Once medical implants enter the human body, they often become breeding grounds for bacterial infection. A transdisciplinary team of WashU scholars aims to shed light on the complex "biofilms" that form around these implants.
An Incubator for Transdisciplinary Futures-funded team has won a $427,625 grant from the National Institutes of Health to study novel ways to detect bacterial infections that form around medical implants. The group features principal investigator and associate professor of radiology Daniel Thorek, as well as co-investigators Deborah Veis (professor of medicine and pathology and immunology) and Timothy Wencewicz (associate professor of chemistry).
All three are members of Next Frontiers in Radio Chemistry, a group that harnesses cross-disciplinary knowledge to study and combat infectious diseases. For this project, they will focus their attention on biofilms that form on medical devices like catheters and joint replacements once they are implanted in the human body. Biofilms are communities of microorganisms that frequently coalesce around the artificial materials used in making medical implants. Biofilm environments serve as breeding grounds for harmful infections, and often make treatment much more difficult.
“Biofilms are widely understudied,” Thorek said. “While we know lots about the genomics and behavior and biochemistry of ‘free living’ bacteria, we know comparatively little about the composition, function, and features of biofilm.”
The NIH grant will fund the development of new molecules that will detect and bind to bacteria, differentiating them from nonharmful cells — even in the complex realms of biofilms.
“The beauty of our approach is in its simplicity,” Wencewicz said. “Antibiotics are used to treat bacterial infections, so we turned the antibiotic into the imaging agent.”

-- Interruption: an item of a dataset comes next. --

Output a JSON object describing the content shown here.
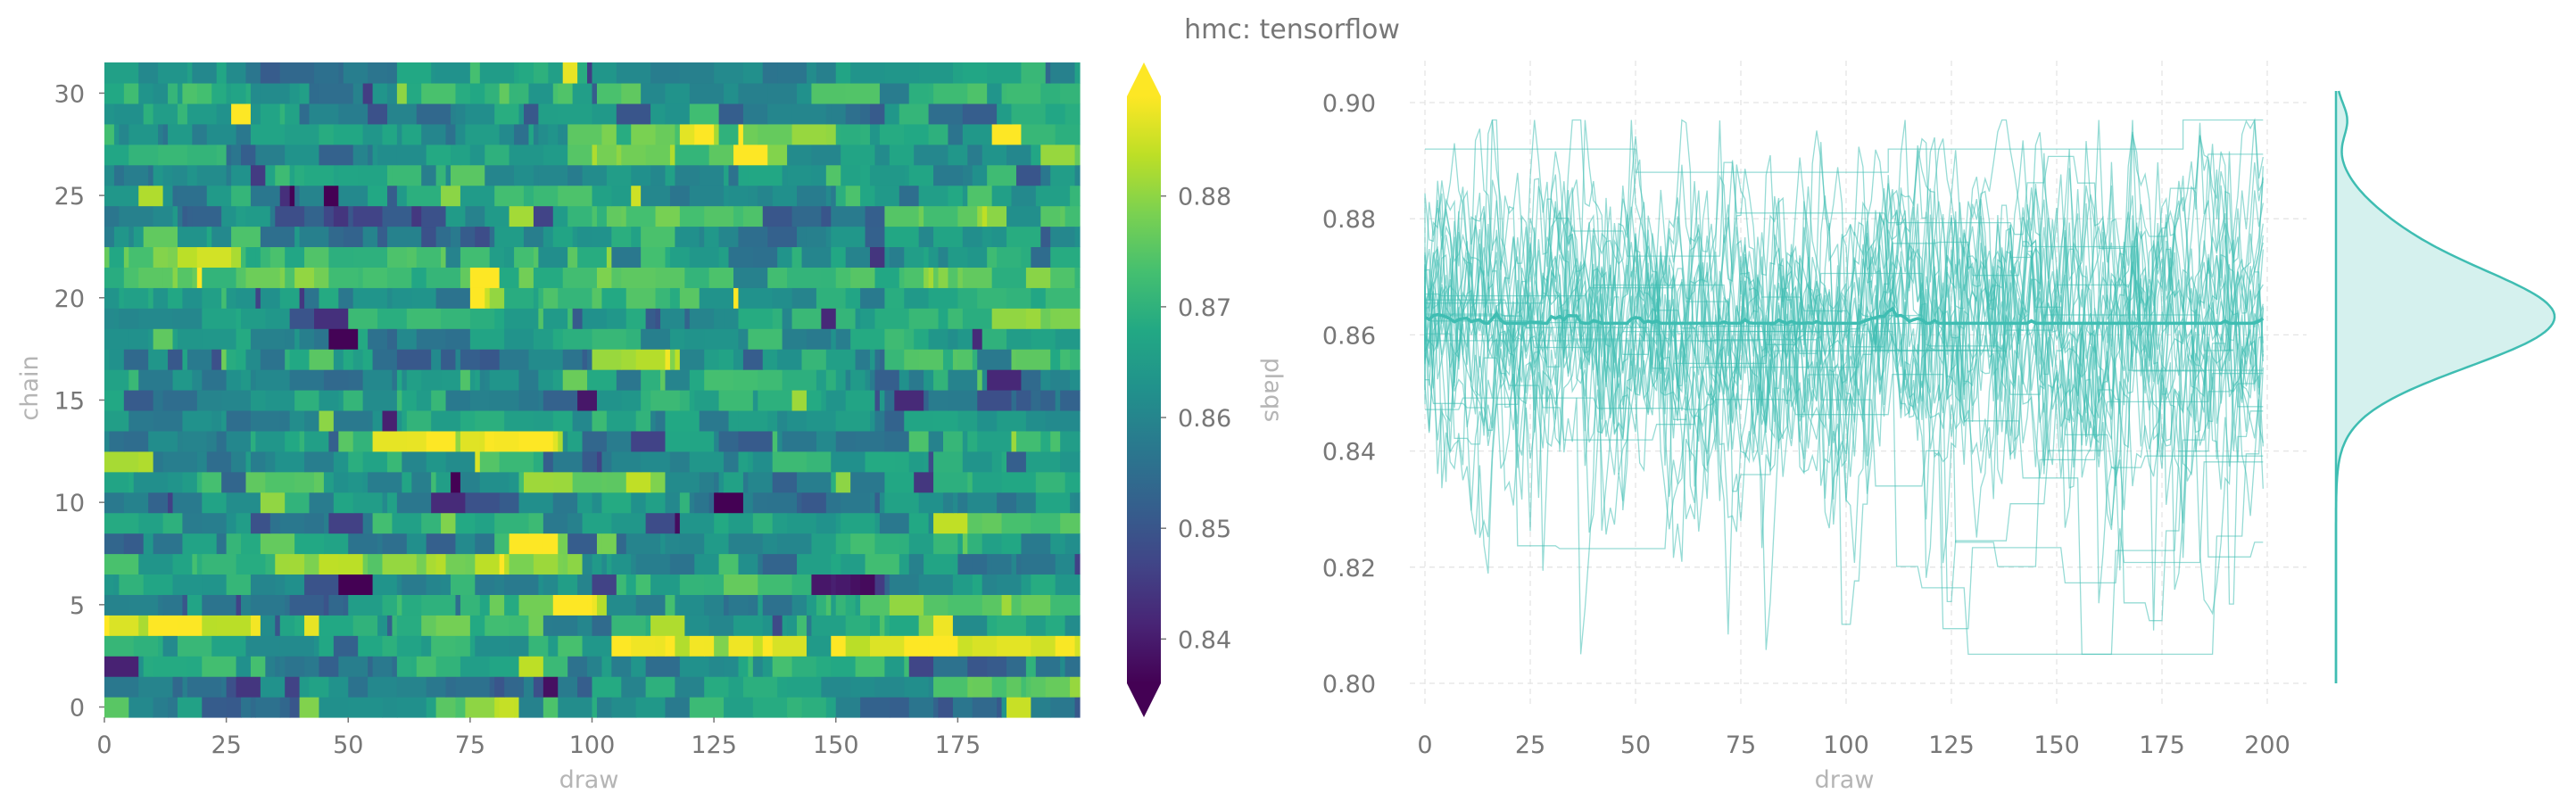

“Compared to previous attempts, we are using an approach that exploits at least two different features of the bacteria,” Veis said. “We think that this dual binding approach will concentrate our tracer to give a high sensitivity of detection.”

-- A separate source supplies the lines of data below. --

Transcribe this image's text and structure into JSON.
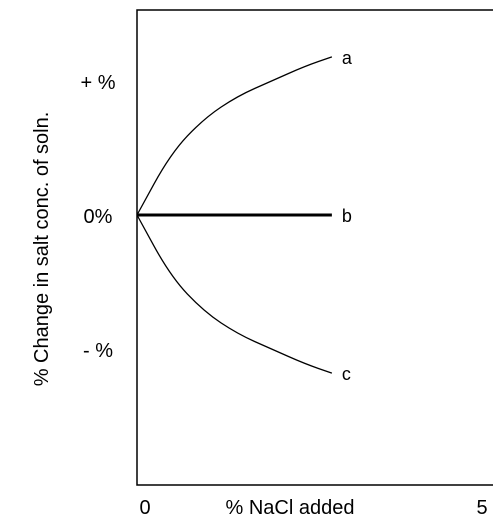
{
  "chart_data": {
    "type": "line",
    "xlabel": "% NaCl added",
    "ylabel": "% Change in salt conc. of soln.",
    "xlim": [
      0,
      5
    ],
    "ylim": [
      -1.1,
      1.1
    ],
    "x_tick_labels": [
      "0",
      "5"
    ],
    "y_tick_labels": [
      "+ %",
      "0%",
      "- %"
    ],
    "y_tick_values": [
      0.72,
      0,
      -0.72
    ],
    "series": [
      {
        "name": "a",
        "x": [
          0,
          0.5,
          1,
          1.5,
          2,
          2.5,
          2.9
        ],
        "y": [
          0,
          0.33,
          0.52,
          0.64,
          0.72,
          0.8,
          0.85
        ],
        "stroke": "thin"
      },
      {
        "name": "b",
        "x": [
          0,
          2.9
        ],
        "y": [
          0,
          0
        ],
        "stroke": "thick"
      },
      {
        "name": "c",
        "x": [
          0,
          0.5,
          1,
          1.5,
          2,
          2.5,
          2.9
        ],
        "y": [
          0,
          -0.33,
          -0.52,
          -0.64,
          -0.72,
          -0.8,
          -0.85
        ],
        "stroke": "thin"
      }
    ],
    "grid": false,
    "legend": "inline labels at line ends"
  }
}
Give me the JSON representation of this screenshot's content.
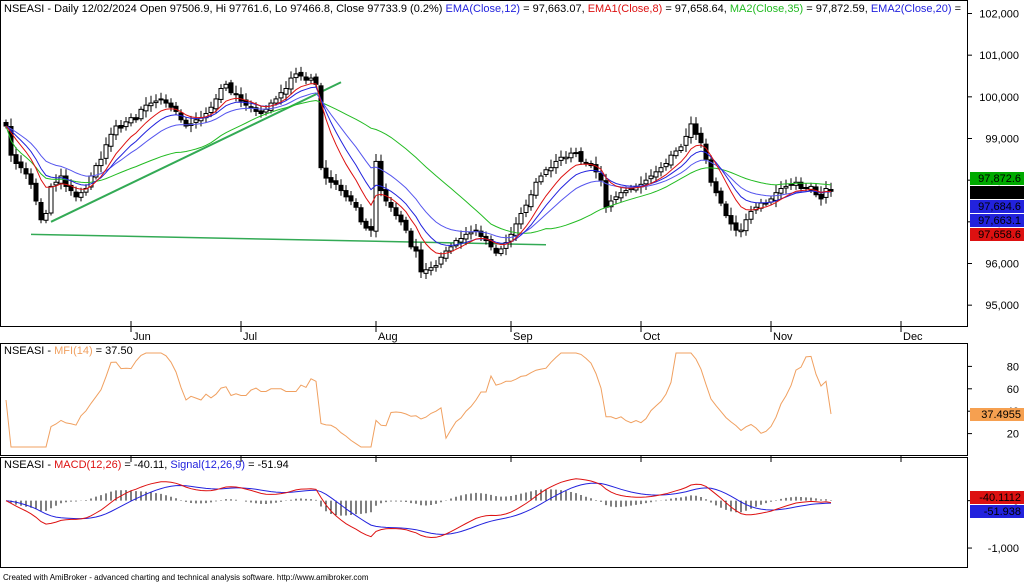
{
  "colors": {
    "ema12": "#2222dd",
    "ema8": "#dd1111",
    "ma35": "#22bb22",
    "ema20": "#5555ee",
    "trendline": "#33aa55",
    "mfi": "#f0a060",
    "macd": "#dd1111",
    "signal": "#2222dd",
    "tag_black": "#000000",
    "tag_green": "#00aa00",
    "tag_blue": "#2222dd",
    "tag_red": "#dd1111",
    "tag_orange": "#f6a050"
  },
  "header": {
    "price": [
      {
        "text": "NSEASI - Daily 12/02/2024 Open 97506.9, Hi 97761.6, Lo 97466.8, Close 97733.9 (0.2%) ",
        "color": "#000000"
      },
      {
        "text": "EMA(Close,12)",
        "color": "#2222dd"
      },
      {
        "text": " = 97,663.07, ",
        "color": "#000000"
      },
      {
        "text": "EMA1(Close,8)",
        "color": "#dd1111"
      },
      {
        "text": " = 97,658.64, ",
        "color": "#000000"
      },
      {
        "text": "MA2(Close,35)",
        "color": "#22bb22"
      },
      {
        "text": " = 97,872.59, ",
        "color": "#000000"
      },
      {
        "text": "EMA2(Close,20)",
        "color": "#2222dd"
      },
      {
        "text": " =",
        "color": "#000000"
      }
    ],
    "mfi": [
      {
        "text": "NSEASI - ",
        "color": "#000000"
      },
      {
        "text": "MFI(14)",
        "color": "#f0a060"
      },
      {
        "text": " = 37.50",
        "color": "#000000"
      }
    ],
    "macd": [
      {
        "text": "NSEASI - ",
        "color": "#000000"
      },
      {
        "text": "MACD(12,26)",
        "color": "#dd1111"
      },
      {
        "text": " = -40.11, ",
        "color": "#000000"
      },
      {
        "text": "Signal(12,26,9)",
        "color": "#2222dd"
      },
      {
        "text": " = -51.94",
        "color": "#000000"
      }
    ]
  },
  "price_axis": {
    "ticks": [
      {
        "value": 95000,
        "label": "95,000"
      },
      {
        "value": 96000,
        "label": "96,000"
      },
      {
        "value": 97000,
        "label": "97,000"
      },
      {
        "value": 98000,
        "label": "98,000"
      },
      {
        "value": 99000,
        "label": "99,000"
      },
      {
        "value": 100000,
        "label": "100,000"
      },
      {
        "value": 101000,
        "label": "101,000"
      },
      {
        "value": 102000,
        "label": "102,000"
      }
    ],
    "tags": [
      {
        "text": "97,872.6",
        "value": 97872.6,
        "bg": "#00aa00"
      },
      {
        "text": "97,733.9",
        "value": 97733.9,
        "bg": "#000000"
      },
      {
        "text": "97,684.6",
        "value": 97684.6,
        "bg": "#2222dd"
      },
      {
        "text": "97,663.1",
        "value": 97663.1,
        "bg": "#2222dd"
      },
      {
        "text": "97,658.6",
        "value": 97658.6,
        "bg": "#dd1111"
      }
    ]
  },
  "mfi_axis": {
    "ticks": [
      {
        "value": 20,
        "label": "20"
      },
      {
        "value": 40,
        "label": "40"
      },
      {
        "value": 60,
        "label": "60"
      },
      {
        "value": 80,
        "label": "80"
      }
    ],
    "tag": {
      "text": "37.4955",
      "value": 37.4955,
      "bg": "#f6a050"
    }
  },
  "macd_axis": {
    "ticks": [
      {
        "value": -1000,
        "label": "-1,000"
      },
      {
        "value": 0,
        "label": "0"
      }
    ],
    "tags": [
      {
        "text": "-40.1112",
        "value": -40.11,
        "bg": "#dd1111"
      },
      {
        "text": "-51.938",
        "value": -51.94,
        "bg": "#2222dd"
      }
    ]
  },
  "months": [
    {
      "label": "Jun",
      "bar": 25
    },
    {
      "label": "Jul",
      "bar": 47
    },
    {
      "label": "Aug",
      "bar": 74
    },
    {
      "label": "Sep",
      "bar": 101
    },
    {
      "label": "Oct",
      "bar": 127
    },
    {
      "label": "Nov",
      "bar": 153
    },
    {
      "label": "Dec",
      "bar": 179
    }
  ],
  "footer": "Created with AmiBroker - advanced charting and technical analysis software. http://www.amibroker.com",
  "chart_data": {
    "type": "candlestick",
    "title": "NSEASI - Daily 12/02/2024 Open 97506.9, Hi 97761.6, Lo 97466.8, Close 97733.9 (0.2%)",
    "ylim": [
      94500,
      102300
    ],
    "closes": [
      99300,
      98600,
      98400,
      98300,
      98150,
      97900,
      97500,
      97050,
      97200,
      97850,
      97950,
      98100,
      97850,
      97750,
      97600,
      97700,
      97800,
      98100,
      98350,
      98500,
      98850,
      99100,
      99300,
      99250,
      99400,
      99500,
      99450,
      99700,
      99800,
      99850,
      99900,
      99950,
      99850,
      99750,
      99650,
      99450,
      99300,
      99350,
      99450,
      99500,
      99600,
      99750,
      99950,
      100200,
      100300,
      100100,
      100050,
      99900,
      99800,
      99750,
      99650,
      99600,
      99700,
      99850,
      99950,
      100100,
      100200,
      100450,
      100550,
      100500,
      100400,
      100450,
      100300,
      98300,
      98050,
      97950,
      97900,
      97750,
      97600,
      97500,
      97350,
      97000,
      96850,
      96800,
      98450,
      97750,
      97500,
      97350,
      97150,
      97000,
      96800,
      96400,
      96300,
      95800,
      95850,
      95900,
      95950,
      96150,
      96300,
      96400,
      96550,
      96600,
      96700,
      96750,
      96800,
      96650,
      96550,
      96400,
      96250,
      96350,
      96500,
      96700,
      96950,
      97200,
      97400,
      97650,
      97950,
      98100,
      98250,
      98300,
      98450,
      98550,
      98550,
      98650,
      98650,
      98450,
      98400,
      98350,
      98200,
      98000,
      97350,
      97500,
      97600,
      97700,
      97750,
      97800,
      97850,
      97900,
      98000,
      98100,
      98200,
      98300,
      98400,
      98600,
      98700,
      98800,
      99050,
      99350,
      99100,
      98900,
      98500,
      97950,
      97700,
      97450,
      97150,
      96950,
      96800,
      96800,
      97050,
      97250,
      97350,
      97450,
      97450,
      97550,
      97700,
      97800,
      97850,
      97900,
      97950,
      97800,
      97800,
      97850,
      97650,
      97550,
      97800,
      97733.9
    ],
    "ma35_last": 97872.59,
    "ema12_last": 97663.07,
    "ema8_last": 97658.64,
    "ema20_last": 97684.6,
    "mfi_last": 37.5,
    "macd_last": -40.11,
    "signal_last": -51.94
  }
}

Veis says this grant would not have happened without the initial support of ITF, a signature initiative of the Arts & Sciences Strategic Plan. The Next Frontiers in Radio Chemistry group features leading scholars from both WashU’s Danforth and Medical campuses, giving it the intellectual firepower to study infectious diseases from multiple angles.

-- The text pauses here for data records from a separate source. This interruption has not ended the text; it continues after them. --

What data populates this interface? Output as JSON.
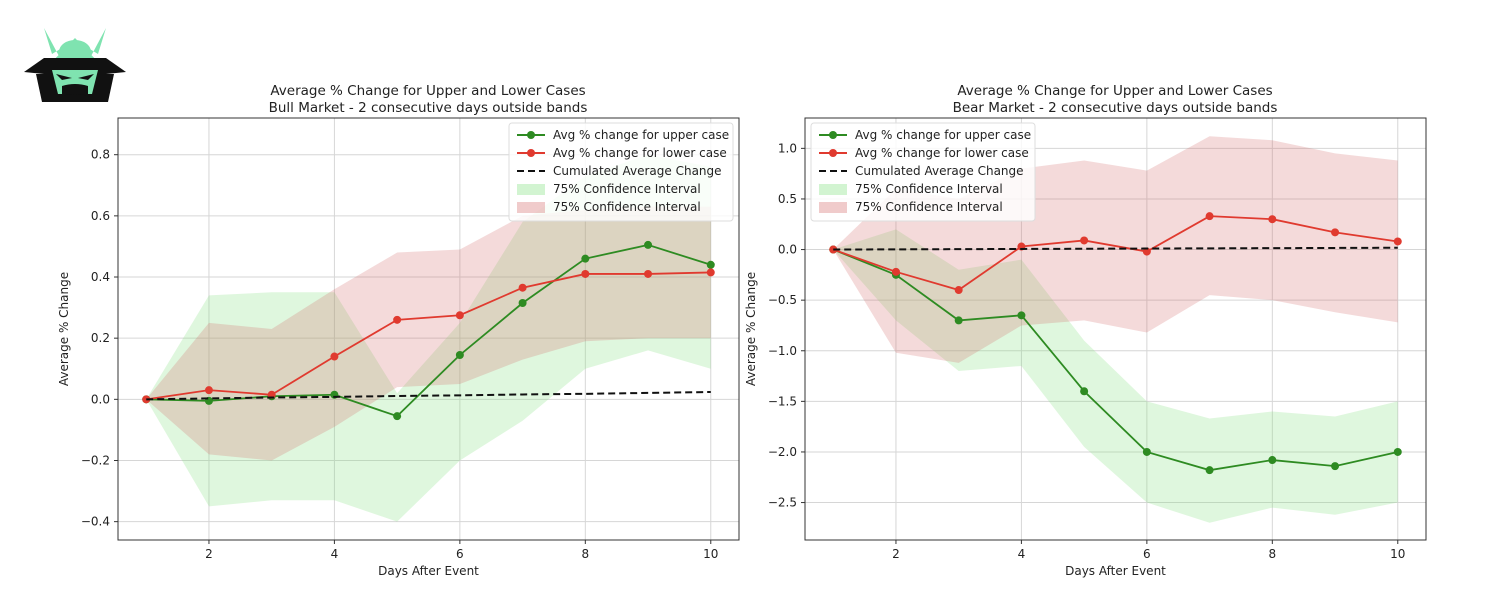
{
  "chart_data": [
    {
      "type": "line",
      "title": "Average % Change for Upper and Lower Cases",
      "subtitle": "Bull Market - 2 consecutive days outside bands",
      "xlabel": "Days After Event",
      "ylabel": "Average % Change",
      "xlim": [
        0.55,
        10.45
      ],
      "ylim": [
        -0.46,
        0.92
      ],
      "xticks": [
        2,
        4,
        6,
        8,
        10
      ],
      "yticks": [
        -0.4,
        -0.2,
        0.0,
        0.2,
        0.4,
        0.6,
        0.8
      ],
      "ytick_labels": [
        "−0.4",
        "−0.2",
        "0.0",
        "0.2",
        "0.4",
        "0.6",
        "0.8"
      ],
      "grid": true,
      "legend_position": "top-right",
      "x": [
        1,
        2,
        3,
        4,
        5,
        6,
        7,
        8,
        9,
        10
      ],
      "series": [
        {
          "name": "Avg % change for upper case",
          "color": "#2e8b22",
          "style": "line-marker",
          "values": [
            0.0,
            -0.005,
            0.01,
            0.015,
            -0.055,
            0.145,
            0.315,
            0.46,
            0.505,
            0.44
          ]
        },
        {
          "name": "Avg % change for lower case",
          "color": "#e03a2f",
          "style": "line-marker",
          "values": [
            0.0,
            0.03,
            0.015,
            0.14,
            0.26,
            0.275,
            0.365,
            0.41,
            0.41,
            0.415
          ]
        },
        {
          "name": "Cumulated Average Change",
          "color": "#111111",
          "style": "dashed",
          "values": [
            0.0,
            0.003,
            0.006,
            0.008,
            0.011,
            0.013,
            0.016,
            0.018,
            0.021,
            0.024
          ]
        }
      ],
      "bands": [
        {
          "name": "75% Confidence Interval",
          "color": "#7fe07a",
          "opacity": 0.25,
          "lower": [
            0.0,
            -0.35,
            -0.33,
            -0.33,
            -0.4,
            -0.2,
            -0.07,
            0.1,
            0.16,
            0.1
          ],
          "upper": [
            0.0,
            0.34,
            0.35,
            0.35,
            0.02,
            0.25,
            0.58,
            0.73,
            0.8,
            0.76
          ]
        },
        {
          "name": "75% Confidence Interval",
          "color": "#d46a6a",
          "opacity": 0.25,
          "lower": [
            0.0,
            -0.18,
            -0.2,
            -0.09,
            0.04,
            0.05,
            0.13,
            0.19,
            0.2,
            0.2
          ],
          "upper": [
            0.0,
            0.25,
            0.23,
            0.36,
            0.48,
            0.49,
            0.6,
            0.62,
            0.63,
            0.63
          ]
        }
      ]
    },
    {
      "type": "line",
      "title": "Average % Change for Upper and Lower Cases",
      "subtitle": "Bear Market - 2 consecutive days outside bands",
      "xlabel": "Days After Event",
      "ylabel": "Average % Change",
      "xlim": [
        0.55,
        10.45
      ],
      "ylim": [
        -2.87,
        1.3
      ],
      "xticks": [
        2,
        4,
        6,
        8,
        10
      ],
      "yticks": [
        -2.5,
        -2.0,
        -1.5,
        -1.0,
        -0.5,
        0.0,
        0.5,
        1.0
      ],
      "ytick_labels": [
        "−2.5",
        "−2.0",
        "−1.5",
        "−1.0",
        "−0.5",
        "0.0",
        "0.5",
        "1.0"
      ],
      "grid": true,
      "legend_position": "top-left",
      "x": [
        1,
        2,
        3,
        4,
        5,
        6,
        7,
        8,
        9,
        10
      ],
      "series": [
        {
          "name": "Avg % change for upper case",
          "color": "#2e8b22",
          "style": "line-marker",
          "values": [
            0.0,
            -0.25,
            -0.7,
            -0.65,
            -1.4,
            -2.0,
            -2.18,
            -2.08,
            -2.14,
            -2.0
          ]
        },
        {
          "name": "Avg % change for lower case",
          "color": "#e03a2f",
          "style": "line-marker",
          "values": [
            0.0,
            -0.22,
            -0.4,
            0.03,
            0.09,
            -0.02,
            0.33,
            0.3,
            0.17,
            0.08
          ]
        },
        {
          "name": "Cumulated Average Change",
          "color": "#111111",
          "style": "dashed",
          "values": [
            0.0,
            0.002,
            0.004,
            0.006,
            0.008,
            0.01,
            0.012,
            0.014,
            0.016,
            0.018
          ]
        }
      ],
      "bands": [
        {
          "name": "75% Confidence Interval",
          "color": "#7fe07a",
          "opacity": 0.25,
          "lower": [
            0.0,
            -0.7,
            -1.2,
            -1.15,
            -1.95,
            -2.5,
            -2.7,
            -2.55,
            -2.62,
            -2.5
          ],
          "upper": [
            0.0,
            0.2,
            -0.2,
            -0.1,
            -0.9,
            -1.5,
            -1.67,
            -1.6,
            -1.65,
            -1.5
          ]
        },
        {
          "name": "75% Confidence Interval",
          "color": "#d46a6a",
          "opacity": 0.25,
          "lower": [
            0.0,
            -1.02,
            -1.12,
            -0.75,
            -0.7,
            -0.82,
            -0.45,
            -0.5,
            -0.62,
            -0.72
          ],
          "upper": [
            0.0,
            0.6,
            0.5,
            0.8,
            0.88,
            0.78,
            1.12,
            1.08,
            0.95,
            0.88
          ]
        }
      ]
    }
  ]
}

“This is a truly inter- and transdisciplinary collaboration involving chemistry, pathobiology, microbiology and molecular imaging,” Thorek said. “These are the kinds of collaborations that are so important but hard to build the runway for: identifying an unmet need and iterating towards a viable and effective solution. The funding of this application is a validation of our scientific approach and the underlying importance of the work, but more broadly of ITF for having the vision to help build these kinds of cross-domain and cross-campus links.”